OI se recupera economicamente abrindo processo de demissão em massa

A empresa de telefonia móvel Oi anunciou na última semana um plano de demissão voluntária que pretende cortar 15% dos postos de trabalho, o que corresponde a cerca de 2 mil trabalhadores.

quarta-feira 14 de outubro| Edição do dia

A empresa passou por um processo de quase falência e, em 2016, abriu um pedido de recuperação judicial após acumular dívidas que totalizavam R$ 65 bilhões.
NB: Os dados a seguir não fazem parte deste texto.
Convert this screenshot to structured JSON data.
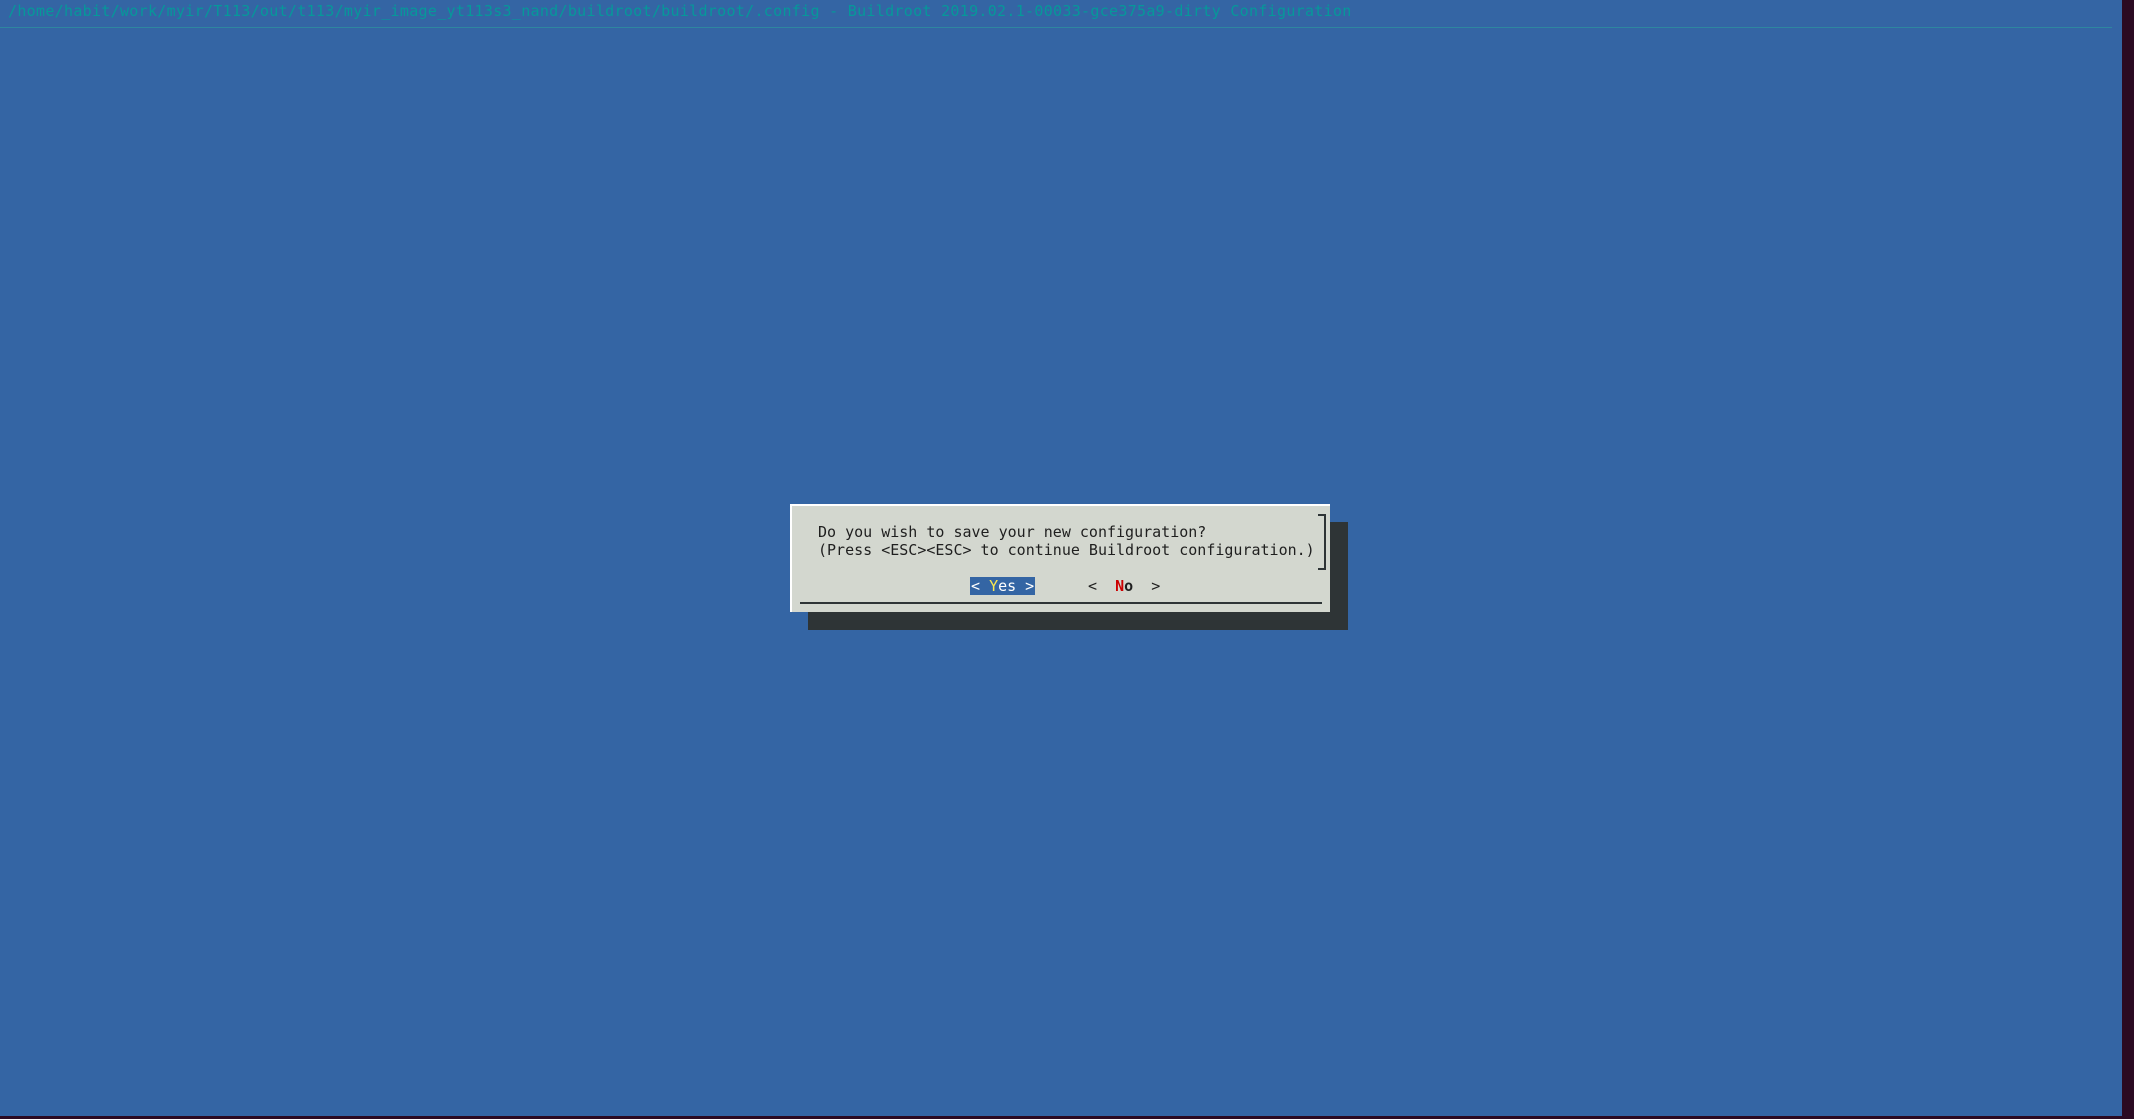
{
  "title": "/home/habit/work/myir/T113/out/t113/myir_image_yt113s3_nand/buildroot/buildroot/.config - Buildroot 2019.02.1-00033-gce375a9-dirty Configuration",
  "dialog": {
    "line1": "Do you wish to save your new configuration?",
    "line2": "(Press <ESC><ESC> to continue Buildroot configuration.)",
    "yes": {
      "open": "< ",
      "hot": "Y",
      "rest": "es",
      "close": " >"
    },
    "no": {
      "open": "<  ",
      "hot": "N",
      "rest": "o",
      "close": "  >"
    }
  },
  "colors": {
    "background": "#3465a4",
    "dialog": "#d3d7cf",
    "title": "#06989a",
    "yes_hotkey": "#fce94f",
    "no_hotkey": "#cc0000"
  }
}
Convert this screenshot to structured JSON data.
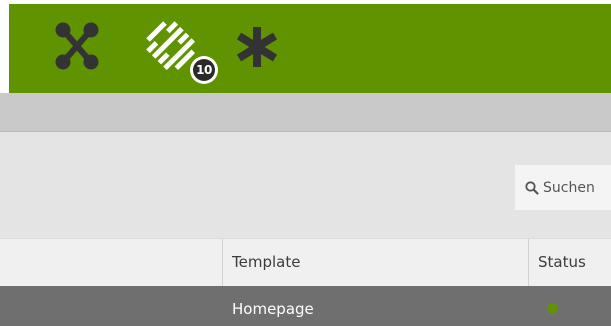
{
  "toolbar": {
    "background": "#5f9400",
    "icons": [
      {
        "name": "nodes-icon",
        "color": "#333333"
      },
      {
        "name": "tiles-icon",
        "color": "#ffffff",
        "badge": "10"
      },
      {
        "name": "asterisk-icon",
        "color": "#333333"
      }
    ]
  },
  "search": {
    "placeholder": "Suchen",
    "value": ""
  },
  "table": {
    "columns": [
      "Template",
      "Status"
    ],
    "rows": [
      {
        "template": "Homepage",
        "status": "active",
        "status_color": "#5f9400"
      }
    ]
  }
}
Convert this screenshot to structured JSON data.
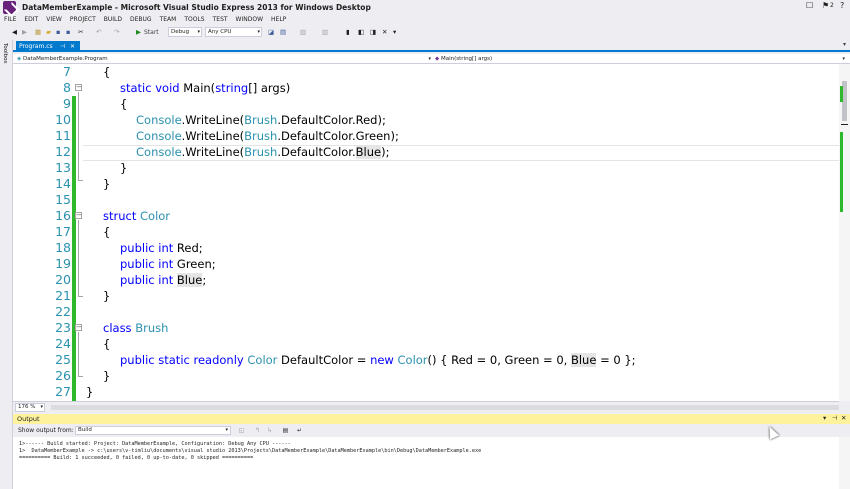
{
  "window": {
    "title": "DataMemberExample - Microsoft Visual Studio Express 2013 for Windows Desktop",
    "notification_count": "2"
  },
  "menu": [
    "FILE",
    "EDIT",
    "VIEW",
    "PROJECT",
    "BUILD",
    "DEBUG",
    "TEAM",
    "TOOLS",
    "TEST",
    "WINDOW",
    "HELP"
  ],
  "toolbar": {
    "start_label": "Start",
    "config": "Debug",
    "platform": "Any CPU"
  },
  "toolbox_label": "Toolbox",
  "tab": {
    "label": "Program.cs"
  },
  "nav": {
    "type_scope": "DataMemberExample.Program",
    "member_scope": "Main(string[] args)"
  },
  "code": [
    {
      "n": "7",
      "text": "{"
    },
    {
      "n": "8",
      "text": "static void Main(string[] args)"
    },
    {
      "n": "9",
      "text": "{"
    },
    {
      "n": "10",
      "text": "Console.WriteLine(Brush.DefaultColor.Red);"
    },
    {
      "n": "11",
      "text": "Console.WriteLine(Brush.DefaultColor.Green);"
    },
    {
      "n": "12",
      "text": "Console.WriteLine(Brush.DefaultColor.Blue);"
    },
    {
      "n": "13",
      "text": "}"
    },
    {
      "n": "14",
      "text": "}"
    },
    {
      "n": "15",
      "text": ""
    },
    {
      "n": "16",
      "text": "struct Color"
    },
    {
      "n": "17",
      "text": "{"
    },
    {
      "n": "18",
      "text": "public int Red;"
    },
    {
      "n": "19",
      "text": "public int Green;"
    },
    {
      "n": "20",
      "text": "public int Blue;"
    },
    {
      "n": "21",
      "text": "}"
    },
    {
      "n": "22",
      "text": ""
    },
    {
      "n": "23",
      "text": "class Brush"
    },
    {
      "n": "24",
      "text": "{"
    },
    {
      "n": "25",
      "text": "public static readonly Color DefaultColor = new Color() { Red = 0, Green = 0, Blue = 0 };"
    },
    {
      "n": "26",
      "text": "}"
    },
    {
      "n": "27",
      "text": "}"
    }
  ],
  "zoom": "176 %",
  "output": {
    "title": "Output",
    "show_from_label": "Show output from:",
    "source": "Build",
    "lines": [
      "1>------ Build started: Project: DataMemberExample, Configuration: Debug Any CPU ------",
      "1>  DataMemberExample -> c:\\users\\v-timliu\\documents\\visual studio 2013\\Projects\\DataMemberExample\\DataMemberExample\\bin\\Debug\\DataMemberExample.exe",
      "========== Build: 1 succeeded, 0 failed, 0 up-to-date, 0 skipped =========="
    ]
  },
  "colors": {
    "keyword": "#0000FF",
    "type": "#2B91AF",
    "accent": "#007ACC",
    "output_header": "#FFF29D",
    "changed_line_bar": "#2EB82E"
  }
}
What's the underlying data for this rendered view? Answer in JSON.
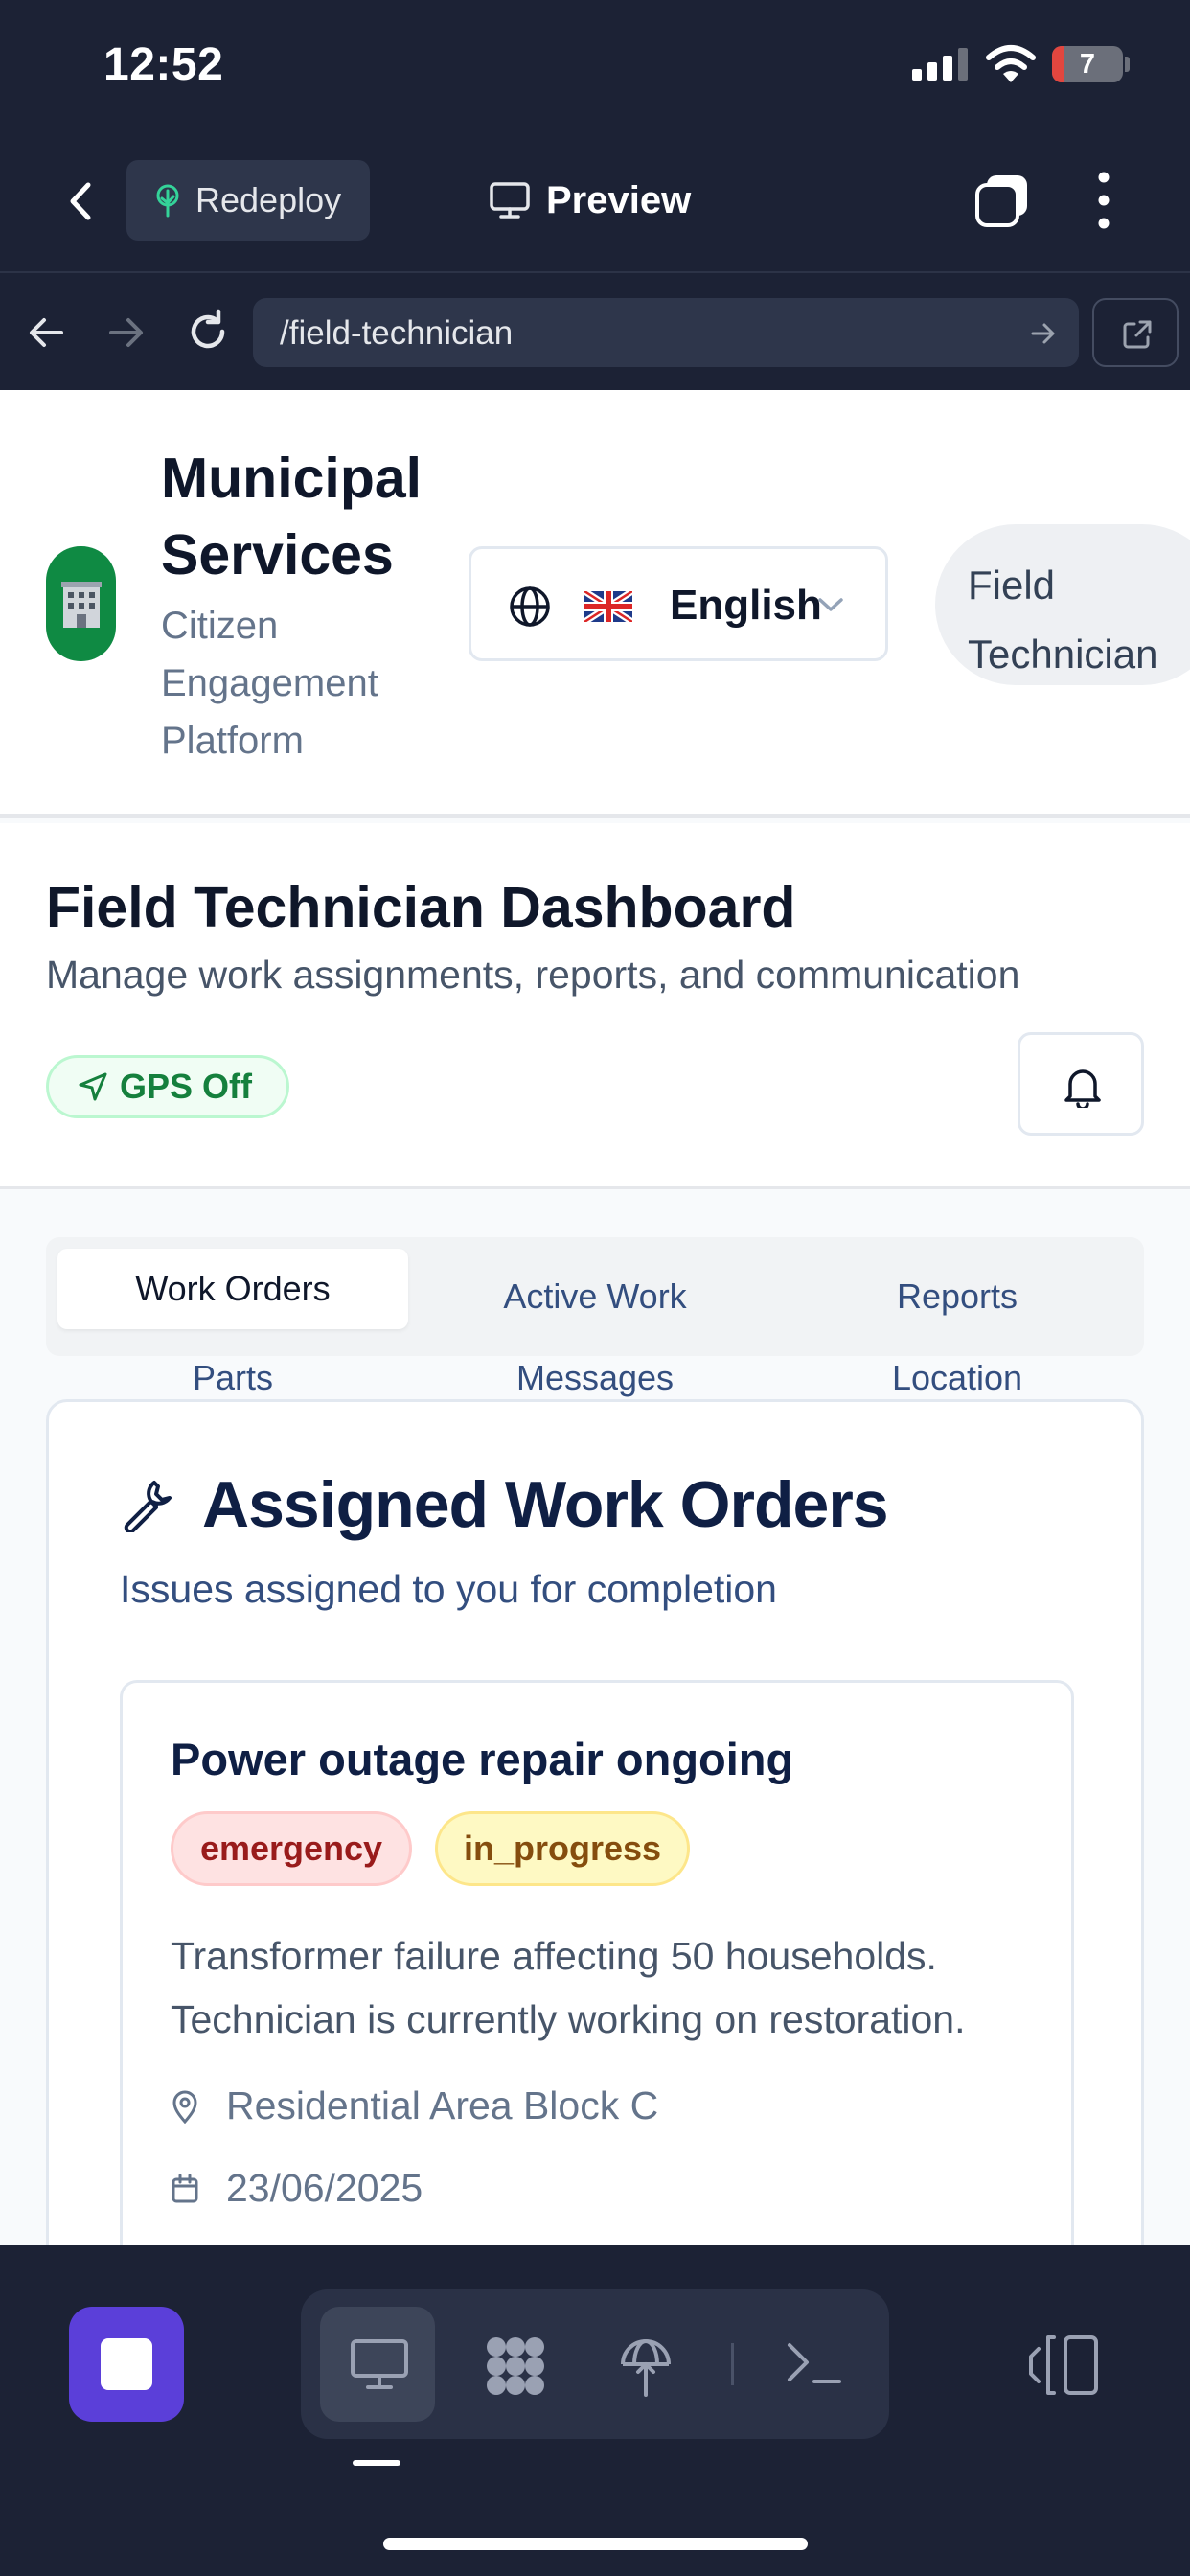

A recuperação foi aprovada por credores e pela justiça do Rio de Janeiro.

O que isso significa? Que agora a Oi vai passar por uma reestruturação que foi aprovada por esses credores que salvaram a empresa, e contará com a venda de unidades da Oi, incluindo seu negócio de telefonia móvel, operações de data center e outras infraestruturas de telecomunicações. Esse processo, que tem como objetivo justamente pagar os credores, será acompanhado pela demissão massiva de milhares de trabalhadores.

Segundo a empresa, o Plano de Demissão Voluntária (PDV) oferece condições que incluem parcela indenizatória em função do tempo de empresa e extensão de benefícios como plano de saúde, plano odontológico e seguro de vida, mas não foi dito os valores dessas condições. O que a empresa não irá dizer é que o significado desse plano é que 2 mil famílias serão entregues ao desemprego. Também não dirão que, caso não se alcance o número de voluntários para aderir ao plano, os cortes acontecerão ainda assim, ou seja, as demissões massivas serão realidade e única decisão que está colocada aos trabalhadores é se aceitarão o desemprego com ou sem indenização.

O índice de desemprego só cresce no Brasil, mas as grandes empresas seguem garantindo seus lucros. Tal como a Oi, colocam milhares de famílias nas ruas e atacam os trabalhadores para garantir o pagamento de suas dívidas bilionárias, pois atuam sempre para que sejam os trabalhadores a pagar pela crise com demissões e precarização do trabalho. Enquanto isso, Bolsonaro atua para facilitar as demissões, avançando em seu pacto com o judiciário e o congresso para atacar os direitos dos trabalhadores. Ao contrário disso, é preciso defender nenhuma família no desemprego e a imediata proibição das demissões.